86 km | zzOz total: 17,240 km

I’m sitting, lying in a pool of water in my tent, not rain, it’s hot with the sun streaming in, I’m killing off ants. In the middle distance is the throaty roar from speed boats on the Murray that I can’t quite see and a whole lot of pre-teenage screaming and shouting.

I guess the summer holidays are almost here.

I could have, should have, continued for another 20 km but that would have brought me close to a town on a Friday night, I’m in no real hurry and this campsite is secluded with no road access, gotta take the bird in the hand.

After tomorrow the towns thin out and I’m hoping the ants do too, there’s just been streams of them near the river, the small black industrious variety, hurrying here and there for no apparent reason, maybe the exercise, but with the tent fully zipped up I’m concentrating on extermination internally.

I biked around the edge of Lake Alexandrina this morning, the lake full thanks to those barrages I visited, lots of green around the edge and birdlife colossally abundant.

At Milang I visited the bakery for a smoko treat and ran into another cyclist, Simon, on a recumbent trike towing a two wheeled trailer. At last a cyclist dragging more junk than me. The bike has been lovingly kitted out, various sturdy holders for phone, GPS, bike computer at eye level, a flood light for his night riding, beams like day for 100 m, the tube for sucking on water.

Overall it came to about $10k but it means he’s fully independent, admits to being a loner, friendly to me recognising another long distance fiend.

I ask a few questions about riding the bike, he changed from two years around Oz on a mountain bike and says he prefers his new machine now, top speed to date is just over 90 kmh, I say that even at 50k with my setup I feel death is imminent it’s so unstable, his basic cruising speed around 25k. He likes to make at least 100k.

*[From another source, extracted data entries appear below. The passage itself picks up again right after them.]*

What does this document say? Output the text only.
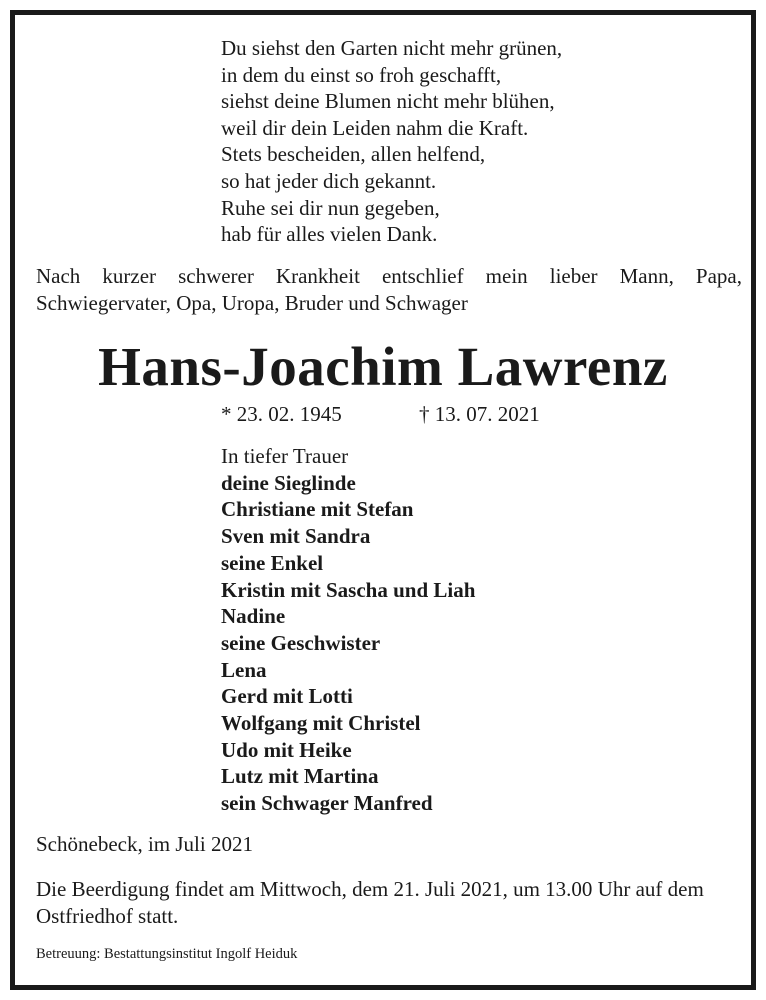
Du siehst den Garten nicht mehr grünen,
in dem du einst so froh geschafft,
siehst deine Blumen nicht mehr blühen,
weil dir dein Leiden nahm die Kraft.
Stets bescheiden, allen helfend,
so hat jeder dich gekannt.
Ruhe sei dir nun gegeben,
hab für alles vielen Dank.
Nach kurzer schwerer Krankheit entschlief mein lieber Mann, Papa,
Schwiegervater, Opa, Uropa, Bruder und Schwager
Hans-Joachim Lawrenz
* 23. 02. 1945	† 13. 07. 2021
In tiefer Trauer
deine Sieglinde
Christiane mit Stefan
Sven mit Sandra
seine Enkel
Kristin mit Sascha und Liah
Nadine
seine Geschwister
Lena
Gerd mit Lotti
Wolfgang mit Christel
Udo mit Heike
Lutz mit Martina
sein Schwager Manfred
Schönebeck, im Juli 2021
Die Beerdigung findet am Mittwoch, dem 21. Juli 2021, um 13.00 Uhr auf dem Ostfriedhof statt.
Betreuung: Bestattungsinstitut Ingolf Heiduk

I admit my longterm average is just over 14 kph.

Our discussion runs an hour or so, err, two, he started at 2am this morning and is going to stay here, I’m moving on, then as we are about to saddle up someone offers to take our photos, the sun is in the wrong place, three cameras come out for similar photos, Simon’s face increasingly glum.

Actually we hadn’t needed to say that much, there’s just validation of our life choices in meeting another long distance tourer, a shy smile sufficient reassurance that the world is an amazing place and we are out there, enjoying full on experience, living life as only we know how.